With this opportunity, O’Driscoll gathered every piece of information he could possibly find on the Nobel Prize-winning poet and delved deep into his poetry for ideas. “I hoped I was asking the questions his readers would want me to ask.  Or as many of them, at least, as Heaney could be reasonably expected to answer – he had a busy life to live, after all, and could not spend the remainder of it reminiscing to this would-be Boswell at his heels!’

Being a poet himself and understanding the process of writing poetry itself made O’Driscoll an ideal candidate for such a venture and it seems he managed to capture a depth to Heaney that others may not have been able to reach. There is also an incredible amount of warmth of friendship to the conversations which also adds greatly to the flow of the book. “We know each other for a long time. I had actually interviewed him, on the occasion of his fortieth birthday, for a weekly magazine called Hibernia. I had also interviewed him on RTE radio when I was in my twenties.  As they say, we go back a long way...”

A huge understanding is also present in the questions O’Driscoll asked and the manner in which Heaney answered and this, in itself, can be drawn from an understanding of Ireland through a certain era and way of life. “We share a common rural bond, if only because I too grew up in the old Ireland.  I spent my childhood in a house that relied exclusively for drinking water on a hand pump. We had no telephone or television.  So, with many other shared affinities also, there was a readymade foundation on which to build in the book.  One thing I didn’t want, however, was to be an intrusive interviewer or to adopt a backslapping, over-familiar tone.  I chose to take a low-key approach, to keep at a respectful distance, so that it is Heaney’s voice one hears throughout the book, not mine.”

Considering this was the first official book of its kind on the renowned author, O’Driscoll got the opportunity to learn a wealth of information about Heaney first hand. The book is infinitely informative and the poet’s reminiscing is intricately detailed. When asked was there anything surprising or revealing about any of the information supplied by Heaney to him over the course of the years they spent putting together this book, O’Driscoll was immediately flattering about the venture. “There were numerous  individual revelations, in the form of anecdotes and recollections and insights that were entirely new to me.  Maybe the most remarkable and heartening revelation of all was to be able to confirm that the man behind the benign public image really is every bit as warm and generous as he appears: a Nobel Prize laureate without a scintilla of artistic arrogance.”

Something that any reader of Stepping Stones could also surmise is the unbelievable quality of writing that Heaney brings with him wherever he goes and for whatever project he is working. Every answer he supplies throughout the course of the book is delightfully elegant and poetically written. “He has complete command of a language so personal, so distinctive and so evocative, that his conversation – like his poetry – is uniquely textured and tinctured.  His is a poetry that goes beyond intelligence and inspiration to the wellsprings of language itself.”

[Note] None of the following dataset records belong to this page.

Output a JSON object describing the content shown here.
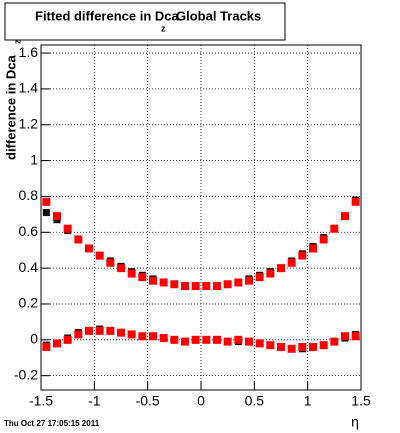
{
  "chart_data": {
    "type": "scatter",
    "title": "Fitted difference in Dca",
    "title_subscript": "z",
    "title_suffix": "Global Tracks",
    "y_label": "difference in Dca",
    "y_label_subscript": "z",
    "x_label": "η",
    "timestamp": "Thu Oct 27 17:05:15 2011",
    "x": [
      -1.45,
      -1.35,
      -1.25,
      -1.15,
      -1.05,
      -0.95,
      -0.85,
      -0.75,
      -0.65,
      -0.55,
      -0.45,
      -0.35,
      -0.25,
      -0.15,
      -0.05,
      0.05,
      0.15,
      0.25,
      0.35,
      0.45,
      0.55,
      0.65,
      0.75,
      0.85,
      0.95,
      1.05,
      1.15,
      1.25,
      1.35,
      1.45
    ],
    "series": [
      {
        "color": "#000000",
        "values": [
          0.71,
          0.67,
          0.61,
          0.56,
          0.51,
          0.47,
          0.44,
          0.41,
          0.38,
          0.36,
          0.34,
          0.32,
          0.31,
          0.3,
          0.3,
          0.3,
          0.3,
          0.31,
          0.32,
          0.34,
          0.36,
          0.38,
          0.4,
          0.44,
          0.48,
          0.52,
          0.57,
          0.62,
          0.69,
          0.78
        ]
      },
      {
        "color": "#000000",
        "values": [
          -0.03,
          -0.02,
          0.01,
          0.04,
          0.05,
          0.06,
          0.05,
          0.04,
          0.03,
          0.02,
          0.02,
          0.01,
          0.0,
          -0.01,
          0.0,
          0.0,
          0.0,
          -0.01,
          -0.01,
          -0.01,
          -0.02,
          -0.03,
          -0.04,
          -0.05,
          -0.05,
          -0.04,
          -0.03,
          -0.01,
          0.01,
          0.03
        ]
      },
      {
        "color": "#ff0000",
        "values": [
          0.77,
          0.69,
          0.62,
          0.56,
          0.51,
          0.47,
          0.43,
          0.4,
          0.37,
          0.35,
          0.33,
          0.32,
          0.31,
          0.3,
          0.3,
          0.3,
          0.3,
          0.31,
          0.32,
          0.33,
          0.35,
          0.37,
          0.4,
          0.43,
          0.47,
          0.51,
          0.56,
          0.62,
          0.69,
          0.77
        ]
      },
      {
        "color": "#ff0000",
        "values": [
          -0.04,
          -0.02,
          0.0,
          0.03,
          0.05,
          0.05,
          0.05,
          0.04,
          0.03,
          0.02,
          0.02,
          0.01,
          0.0,
          -0.01,
          0.0,
          0.0,
          0.0,
          -0.01,
          0.0,
          -0.01,
          -0.02,
          -0.03,
          -0.04,
          -0.05,
          -0.04,
          -0.04,
          -0.03,
          -0.01,
          0.02,
          0.02
        ]
      }
    ],
    "xlim": [
      -1.5,
      1.5
    ],
    "xticks": [
      -1.5,
      -1,
      -0.5,
      0,
      0.5,
      1,
      1.5
    ],
    "ylim": [
      -0.28,
      1.645
    ],
    "yticks": [
      -0.2,
      0,
      0.2,
      0.4,
      0.6,
      0.8,
      1,
      1.2,
      1.4,
      1.6
    ],
    "grid": true
  }
}
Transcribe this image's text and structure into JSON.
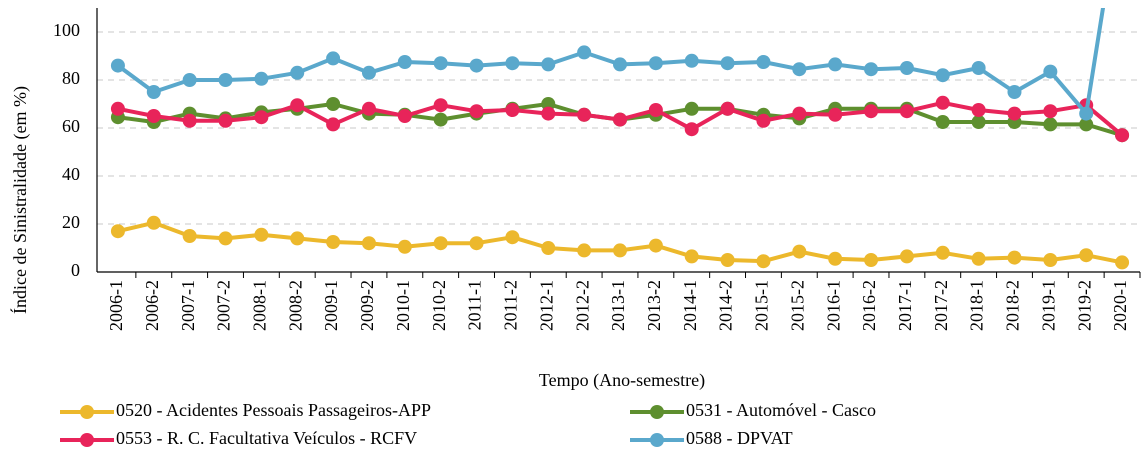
{
  "chart_data": {
    "type": "line",
    "x_label": "Tempo (Ano-semestre)",
    "y_label": "Índice de Sinistralidade (em %)",
    "categories": [
      "2006-1",
      "2006-2",
      "2007-1",
      "2007-2",
      "2008-1",
      "2008-2",
      "2009-1",
      "2009-2",
      "2010-1",
      "2010-2",
      "2011-1",
      "2011-2",
      "2012-1",
      "2012-2",
      "2013-1",
      "2013-2",
      "2014-1",
      "2014-2",
      "2015-1",
      "2015-2",
      "2016-1",
      "2016-2",
      "2017-1",
      "2017-2",
      "2018-1",
      "2018-2",
      "2019-1",
      "2019-2",
      "2020-1"
    ],
    "series": [
      {
        "name": "0520 - Acidentes Pessoais Passageiros-APP",
        "color": "#ecb82c",
        "values": [
          17,
          20.5,
          15,
          14,
          15.5,
          14,
          12.5,
          12,
          10.5,
          12,
          12,
          14.5,
          10,
          9,
          9,
          11,
          6.5,
          5,
          4.5,
          8.5,
          5.5,
          5,
          6.5,
          8,
          5.5,
          6,
          5,
          7,
          4
        ]
      },
      {
        "name": "0531 - Automóvel - Casco",
        "color": "#5e8f2f",
        "values": [
          64.5,
          62.5,
          66,
          64,
          66.5,
          68,
          70,
          66,
          65.5,
          63.5,
          66,
          68,
          70,
          65.5,
          63.5,
          65.5,
          68,
          68,
          65.5,
          64,
          68,
          68,
          68,
          62.5,
          62.5,
          62.5,
          61.5,
          61.5,
          57
        ]
      },
      {
        "name": "0553 - R. C. Facultativa Veículos - RCFV",
        "color": "#e8245a",
        "values": [
          68,
          65,
          63,
          63,
          64.5,
          69.5,
          61.5,
          68,
          65,
          69.5,
          67,
          67.5,
          66,
          65.5,
          63.5,
          67.5,
          59.5,
          68,
          63,
          66,
          65.5,
          67,
          67,
          70.5,
          67.5,
          66,
          67,
          69.5,
          57
        ]
      },
      {
        "name": "0588 - DPVAT",
        "color": "#5aa8cc",
        "values": [
          86,
          75,
          80,
          80,
          80.5,
          83,
          89,
          83,
          87.5,
          87,
          86,
          87,
          86.5,
          91.5,
          86.5,
          87,
          88,
          87,
          87.5,
          84.5,
          86.5,
          84.5,
          85,
          82,
          85,
          75,
          83.5,
          66,
          160
        ]
      }
    ],
    "ylim": [
      0,
      110
    ],
    "yticks": [
      0,
      20,
      40,
      60,
      80,
      100
    ],
    "grid": true,
    "legend": "bottom"
  }
}
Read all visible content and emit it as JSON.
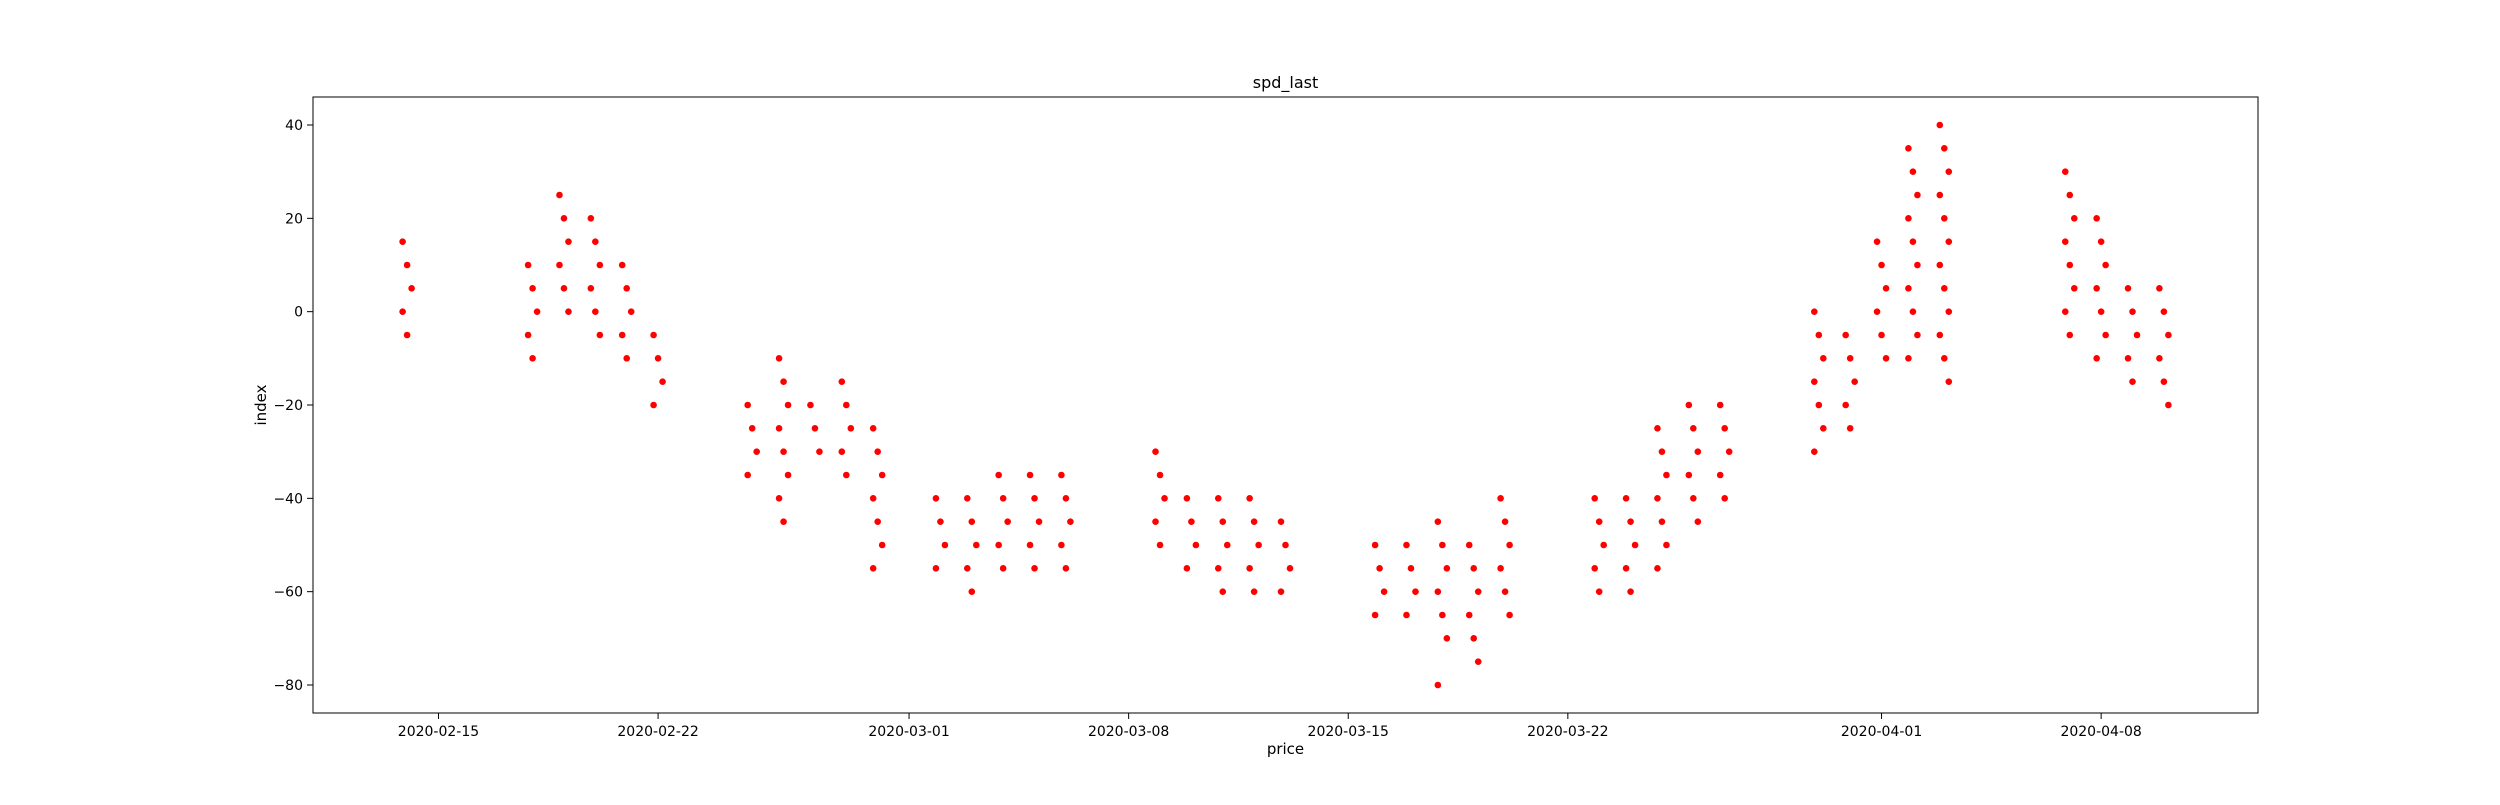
{
  "chart_data": {
    "type": "scatter",
    "title": "spd_last",
    "xlabel": "price",
    "ylabel": "index",
    "x_axis_type": "date",
    "xlim": [
      "2020-02-11",
      "2020-04-13"
    ],
    "ylim": [
      -86,
      46
    ],
    "x_ticks": [
      "2020-02-15",
      "2020-02-22",
      "2020-03-01",
      "2020-03-08",
      "2020-03-15",
      "2020-03-22",
      "2020-04-01",
      "2020-04-08"
    ],
    "y_ticks": [
      40,
      20,
      0,
      -20,
      -40,
      -60,
      -80
    ],
    "y_tick_labels": [
      "40",
      "20",
      "0",
      "−20",
      "−40",
      "−60",
      "−80"
    ],
    "grid": false,
    "legend": false,
    "marker_color": "#ff0000",
    "series": [
      {
        "groups": [
          {
            "date": "2020-02-14",
            "values": [
              15,
              10,
              5,
              0,
              -5
            ]
          },
          {
            "date": "2020-02-18",
            "values": [
              10,
              5,
              0,
              -5,
              -10
            ]
          },
          {
            "date": "2020-02-19",
            "values": [
              25,
              20,
              15,
              10,
              5,
              0
            ]
          },
          {
            "date": "2020-02-20",
            "values": [
              20,
              15,
              10,
              5,
              0,
              -5
            ]
          },
          {
            "date": "2020-02-21",
            "values": [
              10,
              5,
              0,
              -5,
              -10
            ]
          },
          {
            "date": "2020-02-22",
            "values": [
              -5,
              -10,
              -15,
              -20
            ]
          },
          {
            "date": "2020-02-25",
            "values": [
              -20,
              -25,
              -30,
              -35
            ]
          },
          {
            "date": "2020-02-26",
            "values": [
              -10,
              -15,
              -20,
              -25,
              -30,
              -35,
              -40,
              -45
            ]
          },
          {
            "date": "2020-02-27",
            "values": [
              -20,
              -25,
              -30
            ]
          },
          {
            "date": "2020-02-28",
            "values": [
              -15,
              -20,
              -25,
              -30,
              -35
            ]
          },
          {
            "date": "2020-02-29",
            "values": [
              -25,
              -30,
              -35,
              -40,
              -45,
              -50,
              -55
            ]
          },
          {
            "date": "2020-03-02",
            "values": [
              -40,
              -45,
              -50,
              -55
            ]
          },
          {
            "date": "2020-03-03",
            "values": [
              -40,
              -45,
              -50,
              -55,
              -60
            ]
          },
          {
            "date": "2020-03-04",
            "values": [
              -35,
              -40,
              -45,
              -50,
              -55
            ]
          },
          {
            "date": "2020-03-05",
            "values": [
              -35,
              -40,
              -45,
              -50,
              -55
            ]
          },
          {
            "date": "2020-03-06",
            "values": [
              -35,
              -40,
              -45,
              -50,
              -55
            ]
          },
          {
            "date": "2020-03-09",
            "values": [
              -30,
              -35,
              -40,
              -45,
              -50
            ]
          },
          {
            "date": "2020-03-10",
            "values": [
              -40,
              -45,
              -50,
              -55
            ]
          },
          {
            "date": "2020-03-11",
            "values": [
              -40,
              -45,
              -50,
              -55,
              -60
            ]
          },
          {
            "date": "2020-03-12",
            "values": [
              -40,
              -45,
              -50,
              -55,
              -60
            ]
          },
          {
            "date": "2020-03-13",
            "values": [
              -45,
              -50,
              -55,
              -60
            ]
          },
          {
            "date": "2020-03-16",
            "values": [
              -50,
              -55,
              -60,
              -65
            ]
          },
          {
            "date": "2020-03-17",
            "values": [
              -50,
              -55,
              -60,
              -65
            ]
          },
          {
            "date": "2020-03-18",
            "values": [
              -45,
              -50,
              -55,
              -60,
              -65,
              -70,
              -80
            ]
          },
          {
            "date": "2020-03-19",
            "values": [
              -50,
              -55,
              -60,
              -65,
              -70,
              -75
            ]
          },
          {
            "date": "2020-03-20",
            "values": [
              -40,
              -45,
              -50,
              -55,
              -60,
              -65
            ]
          },
          {
            "date": "2020-03-23",
            "values": [
              -40,
              -45,
              -50,
              -55,
              -60
            ]
          },
          {
            "date": "2020-03-24",
            "values": [
              -40,
              -45,
              -50,
              -55,
              -60
            ]
          },
          {
            "date": "2020-03-25",
            "values": [
              -25,
              -30,
              -35,
              -40,
              -45,
              -50,
              -55
            ]
          },
          {
            "date": "2020-03-26",
            "values": [
              -20,
              -25,
              -30,
              -35,
              -40,
              -45
            ]
          },
          {
            "date": "2020-03-27",
            "values": [
              -20,
              -25,
              -30,
              -35,
              -40
            ]
          },
          {
            "date": "2020-03-30",
            "values": [
              0,
              -5,
              -10,
              -15,
              -20,
              -25,
              -30
            ]
          },
          {
            "date": "2020-03-31",
            "values": [
              -5,
              -10,
              -15,
              -20,
              -25
            ]
          },
          {
            "date": "2020-04-01",
            "values": [
              15,
              10,
              5,
              0,
              -5,
              -10
            ]
          },
          {
            "date": "2020-04-02",
            "values": [
              35,
              30,
              25,
              20,
              15,
              10,
              5,
              0,
              -5,
              -10
            ]
          },
          {
            "date": "2020-04-03",
            "values": [
              40,
              35,
              30,
              25,
              20,
              15,
              10,
              5,
              0,
              -5,
              -10,
              -15
            ]
          },
          {
            "date": "2020-04-07",
            "values": [
              30,
              25,
              20,
              15,
              10,
              5,
              0,
              -5
            ]
          },
          {
            "date": "2020-04-08",
            "values": [
              20,
              15,
              10,
              5,
              0,
              -5,
              -10
            ]
          },
          {
            "date": "2020-04-09",
            "values": [
              5,
              0,
              -5,
              -10,
              -15
            ]
          },
          {
            "date": "2020-04-10",
            "values": [
              5,
              0,
              -5,
              -10,
              -15,
              -20
            ]
          }
        ]
      }
    ]
  }
}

When describing Heaney’s use of language you can completely see the utmost respect that O’Driscoll pays to this talent and skill. “It’s as if - in an era of piped and filtered water - somebody had access to a pure and pristine spring that had never been used before.  Time and again, he is able to dip into that source – just as he might have dipped a bucket into a County Derry well in his childhood.”

The key power of Stepping Stones is almost the opportunity the reader, and O’Driscoll himself, posses to see inside this great mind and hear from his own words where he came from and what all the events were that led him to where he is now. This was certainly something his interviewer became aware of during the course of combining forces with Heaney. “It is fascinating to see the great Heaney mind in action: the emotional depths it can draw on, the linguistic resources it can summon. He has permanently enriched the language and our lives."